Noyb, a European non-profit enforcement organization that focuses on data protection issues at the European level, has filed 10 DSDPR complaints against eight online streaming companies for violations of its privacy policy on behalf of ten users it represents Article 15.

"As the DSGVO provides as punishment 20 million euros or 4% of global sales, the theoretical maximum penalty for the 10 complaints could be 18.8 billion euros," says Noyb.

According to Max Schrems, director of Noyb, all of these companies (ie Amazon, Apple, DAZN, Spotify, SoundCloud, YouTube, Flimmit, Netflix) have been tested to see if they have the "Right of Access to Privacy Policy" (GDPR). comply with the provision described in Article 15 of the EU Regulation.

Complaints about "right of access" to violations

The "right of access" grants all EU citizens the right to obtain a copy of all raw data owned by a company about the user, as well as additional information about the sources and recipients of the data and the purpose for which the data is available or information about the countries where the data is stored and how long it has been stored. "

After examining the right of access to compliance for the eight companies, noyb stated that none of the eight streaming companies fully complied with Schrems, saying that they all had "structurally violated" EU data protection laws.

According to the director of Noyb:

Many services set up automated systems to respond to access requests, but they often do not even provide the data every user has a right to access. In most cases, users only received the raw data, but no information about who shared that data. This leads to structural violations of user rights, as these systems serve to retain the relevant information.

Of all the streaming services addressed during the noyb test, DAZN and SoundCloud were the only ones that completely ignored the data requests.

Those who responded either provided incomplete or incomprehensible data, as was the case with the raw data and background information for the user, or were completely absent, since only Netflix and Flimmit were able to provide partial background information to the user in their responses.

Table of all complaints submitted against the eight online streaming services

The GDPR is a privacy and privacy policy that came into effect in the European Union on 25 May 2018 and was used immediately by noyb to bring four lawsuits against Google, Instagram, WhatsApp and Facebook on the day on which the new legislation came into force from "enforced consent".

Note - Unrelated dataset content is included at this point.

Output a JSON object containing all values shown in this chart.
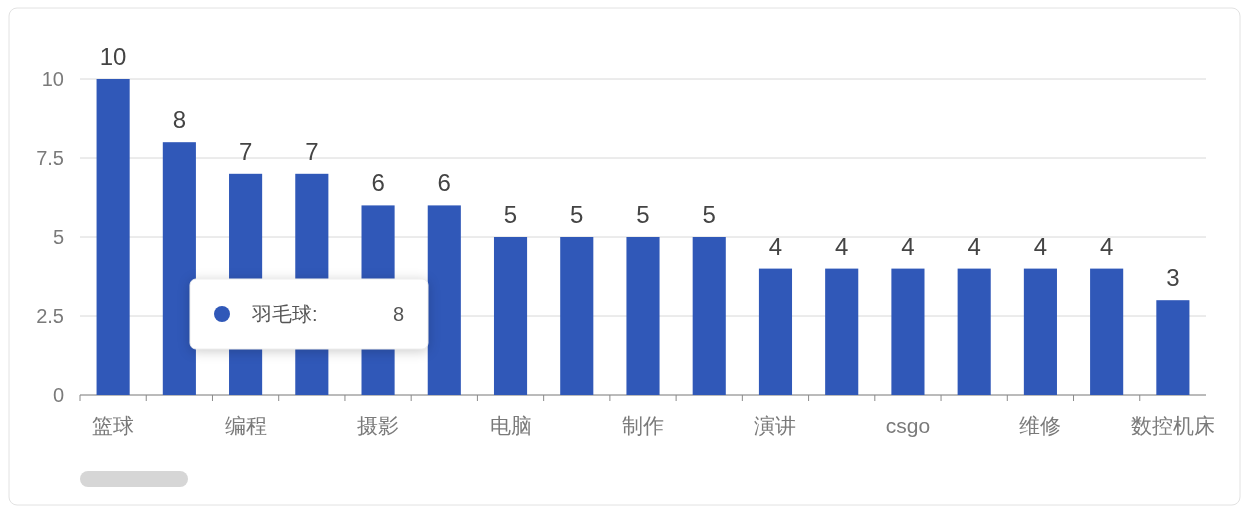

As Schrems points out in the complaints, the four companies breached Article 7 (4) because they did not provide users with individual consent for data processing.

Several other top-class companies for which GDR complaints were submitted

In November 2018, Google was accused of GDPR complaints by several consumer groups, according to the European Consumer Organization, due to misleading practices in determining the location of users.

Also in November, Acxiom, Oracle, Criteo, Quantcast, Tapad, Equifax and Experian were the subject of a DSGVO complaint filed by the Privacy International User Group, collecting millions of users' data and creating user profiles.

Twitter was also investigated by the Irish Data Protection Commission (DPC) in October 2018 after data protection researcher Michael Veale of University College London filed a complaint in August for refusing to reply to a link tracking request.